1 Reply Latest reply on Sep 22, 2014 7:58 AM by dipak

    vload4 vs 4 individual memory accesses : bank conflicts


      What is the advantage of vload4 over 4 single memory accesses?

      Suppose I am loading memory from local memory. Below are two kernels. The second kernel should exhibit no bank conflict.

      Does the first have bank conflicts?
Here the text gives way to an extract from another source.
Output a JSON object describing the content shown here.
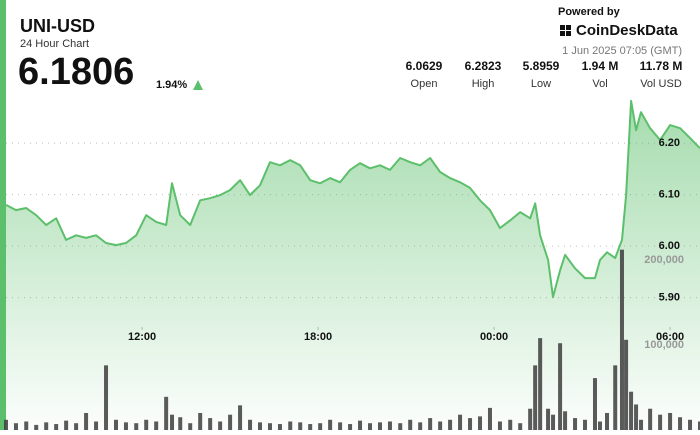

Because, if one vload is executed per clock, then there should be conflicts in a half wave.

      void kernel1() {

      int start = get_global_id(0)*4;

      int4 test = vload4(start,localBuffer);




      void kernel2() {

      int4 test;

      int start = get_global_id(0)*4;

      test.x = localBuffer[start];

      test.y = localBuffer[start+1];

      test.z = localBuffer[start+2];

        test.w = localBuffer[start+3];


        • Re: vload4 vs 4 individual memory accesses : bank conflicts


          As per section 6. OpenCL Performance and Optimization for GCN Devices->6.2 Local Memory (LDS) Optimization in APP Programming guide


          A simple sequential address pattern, where each work-item reads a float2 value from LDS, generates a conflict-free access pattern on the AMD Radeon HD 7XXX GPU. Note that a sequential access pattern, where each work-item reads a float4 value from LDS, uses only half the banks on each cycle on the AMD Radeon. HD 7XXX GPU and delivers half the performance of the float access pattern.

          I guess, in case of kernel1, vload4 has same effect as reading float4 value and accordingly performance will be half.